Precipitado no julgar a situação?

Havia numa aldeia um velho muito pobre que até reis o invejavam, pois ele tinha um lindo cavalo branco…

Reis ofereciam quantias fabulosas pelo cavalo, mas o homem dizia:

– Este cavalo não é um cavalo para mim, é uma pessoa. E como posso vender uma pessoa, um amigo?

O homem era pobre, mas jamais vendeu o cavalo. Numa manhã, descobriu que o cavalo não estava na cocheira. A aldeia inteira se reuniu, e disseram:

– Seu velho estúpido! Sabíamos que um dia o cavalo seria roubado. Teria sido melhor vendê-lo. Que desgraça!

O velho disse: — Não cheguem a tanto. Simplesmente digam que o cavalo não está na cocheira. Este é o fato, o resto é julgamento. Se se trata de uma desgraça ou de uma benção, não sei, porque este é apenas um julgamento. Quem pode saber o que vai se seguir?

As pessoas riram do velho. Elas sempre souberam que ele era um pouco louco. Mas, quinze dias depois, de repente, numa noite, o cavalo voltou.

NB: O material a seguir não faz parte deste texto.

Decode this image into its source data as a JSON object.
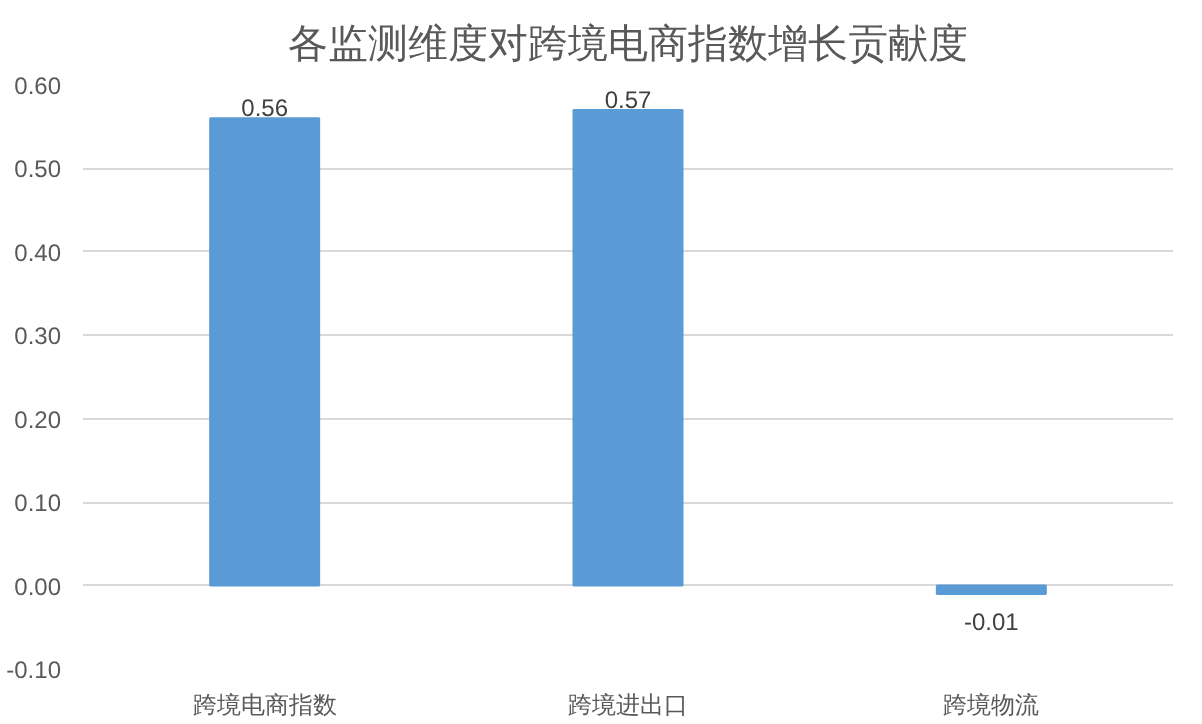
{
  "chart_data": {
    "type": "bar",
    "title": "各监测维度对跨境电商指数增长贡献度",
    "categories": [
      "跨境电商指数",
      "跨境进出口",
      "跨境物流"
    ],
    "values": [
      0.56,
      0.57,
      -0.01
    ],
    "color": "#5b9bd5",
    "ylim": [
      -0.1,
      0.6
    ],
    "yticks": [
      {
        "value": -0.1,
        "label": "-0.10"
      },
      {
        "value": 0,
        "label": "0.00"
      },
      {
        "value": 0.1,
        "label": "0.10"
      },
      {
        "value": 0.2,
        "label": "0.20"
      },
      {
        "value": 0.3,
        "label": "0.30"
      },
      {
        "value": 0.4,
        "label": "0.40"
      },
      {
        "value": 0.5,
        "label": "0.50"
      },
      {
        "value": 0.6,
        "label": "0.60"
      }
    ],
    "grid": "y",
    "data_labels": true
  }
}
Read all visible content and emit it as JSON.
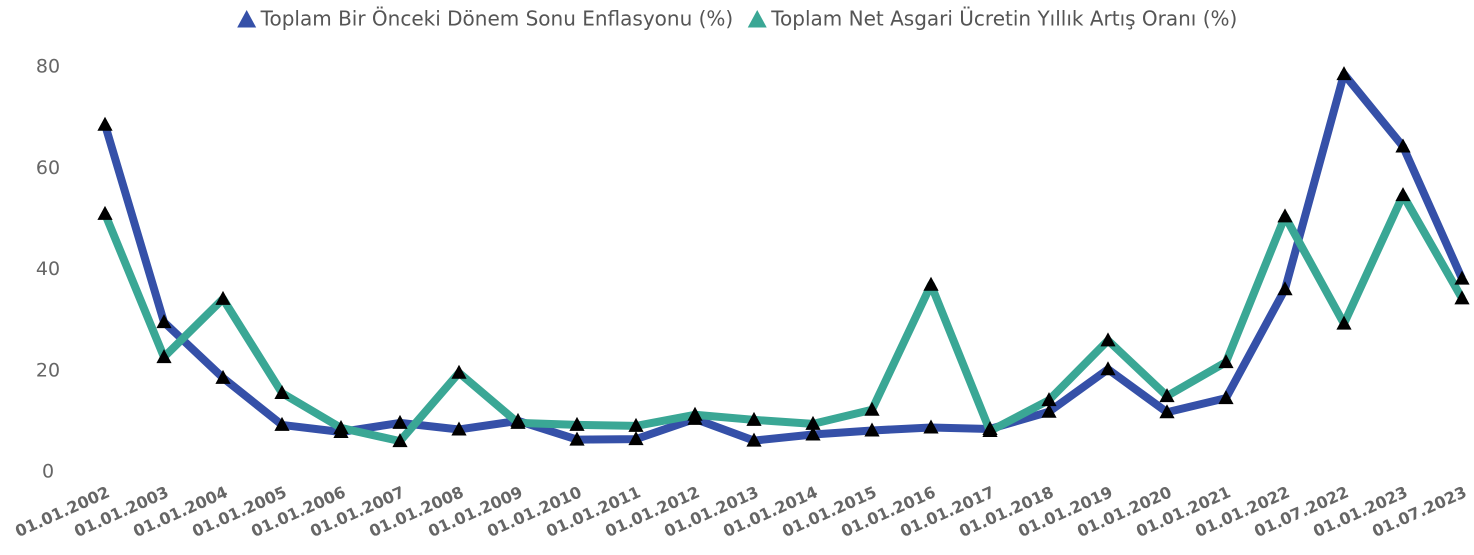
{
  "chart_data": {
    "type": "line",
    "categories": [
      "01.01.2002",
      "01.01.2003",
      "01.01.2004",
      "01.01.2005",
      "01.01.2006",
      "01.01.2007",
      "01.01.2008",
      "01.01.2009",
      "01.01.2010",
      "01.01.2011",
      "01.01.2012",
      "01.01.2013",
      "01.01.2014",
      "01.01.2015",
      "01.01.2016",
      "01.01.2017",
      "01.01.2018",
      "01.01.2019",
      "01.01.2020",
      "01.01.2021",
      "01.01.2022",
      "01.07.2022",
      "01.01.2023",
      "01.07.2023"
    ],
    "series": [
      {
        "name": "Toplam Bir Önceki Dönem Sonu Enflasyonu (%)",
        "color": "#3550a8",
        "values": [
          68.6,
          29.6,
          18.6,
          9.3,
          7.9,
          9.7,
          8.4,
          10.1,
          6.4,
          6.5,
          10.5,
          6.2,
          7.4,
          8.2,
          8.8,
          8.5,
          11.9,
          20.3,
          11.8,
          14.6,
          36.1,
          78.6,
          64.3,
          38.2
        ]
      },
      {
        "name": "Toplam Net Asgari Ücretin Yıllık Artış Oranı (%)",
        "color": "#3aa795",
        "values": [
          51,
          22.7,
          34.2,
          15.6,
          8.7,
          6.1,
          19.6,
          9.7,
          9.3,
          9.1,
          11.3,
          10.3,
          9.5,
          12.3,
          37,
          8.1,
          14.2,
          26,
          15,
          21.7,
          50.5,
          29.3,
          54.7,
          34.3
        ]
      }
    ],
    "ylim": [
      0,
      80
    ],
    "yticks": [
      0,
      20,
      40,
      60,
      80
    ],
    "grid": false,
    "legend": "top",
    "marker_color": "#000000"
  }
}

Ele não havia sido roubado, ele havia fugido para a floresta. E não apenas isso, ele trouxera uma dúzia de cavalos selvagens consigo. Novamente, as pessoas se reuniram e disseram:

– Velho, você estava certo. Não se trata de uma desgraça, na verdade provou ser uma benção.

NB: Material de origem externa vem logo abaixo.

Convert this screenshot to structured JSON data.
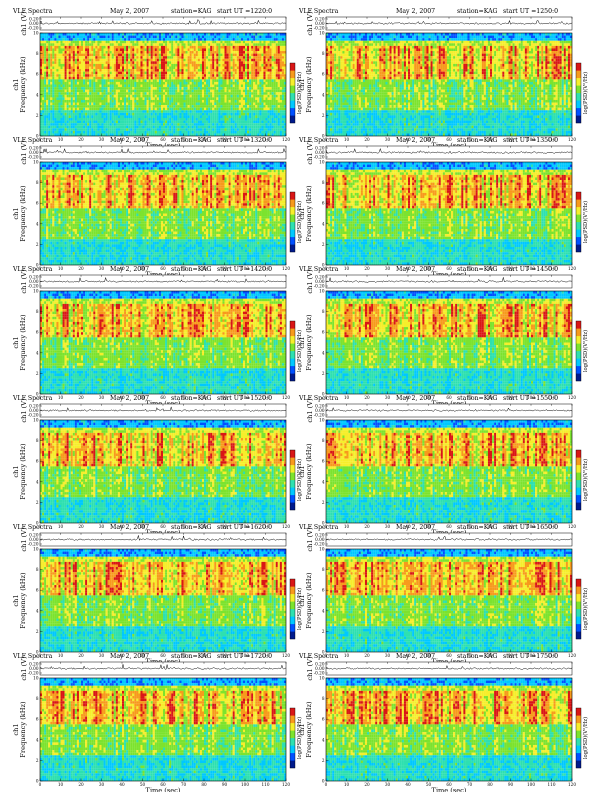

O velho disse: — Vocês estão se adiantando mais uma vez. Apenas digam que o cavalo está de volta… Quem poderá saber se é uma benção ou não? Este é apenas um fragmento. Se você lê uma única palavra de uma sentença, como poderá julgar todo o livro?

Desta vez, as pessoas não podiam dizer muito, mas interiormente sabiam que ele estava errado. Doze lindos cavalos tinham vindo…

O velho tinha um único filho, que começou a treinar os cavalos selvagens. Apenas uma semana mais tarde, ele caiu de um cavalo e fraturou as pernas. As pessoas se reuniram e, mais uma vez, julgaram. Elas disseram:

– Você tinha razão novamente. Foi uma desgraça. Seu único filho perdeu o uso das pernas, e na sua velhice ele era seu único amparo. Agora você está mais pobre do que nunca.

O velho disse:

– Vocês estão obcecados por julgamento. Não se adiantem tanto. Digam apenas que meu filho fraturou as pernas. Ninguém sabe se isso é uma desgraça ou uma benção. A vida vem em fragmentos; mais que isso, nunca é dado.

Aconteceu que, depois de algumas semanas, o país entrou em guerra, e todos os jovens da aldeia foram forçados a se alistar. Somente o filho do velho foi deixado para trás, pois se recuperava das fraturas. A cidade inteira estava chorando, lamentando-se porque aquela era uma luta perdida e sabiam que a maior parte dos jovens jamais voltaria. Elas vieram até o velho e disseram:

– Você tinha razão, velho. Aquilo se revelou uma benção. Seu filho pode estar aleijado, mas ainda está com você. Nossos filhos foram-se para sempre.

O velho disse:

– Vocês continuam julgando. Ninguém sabe! Digam apenas que seus filhos foram forçados a entrar para o exército e que meu filho não foi. Mas somente Deus sabe se isso é uma benção ou uma desgraça.

Fonte: Jornal do Haroudo

Não seja precipitado! Você ficará obcecado com fragmentos, pulará para conclusões a partir de coisas pequenas. A mente deseja julgar, porque estar em um processo é sempre arriscado de desconfortável. Os acontecimentos deste texto mostram exatamente o significado da frase: “Deus escreve certo por linhas tortas”.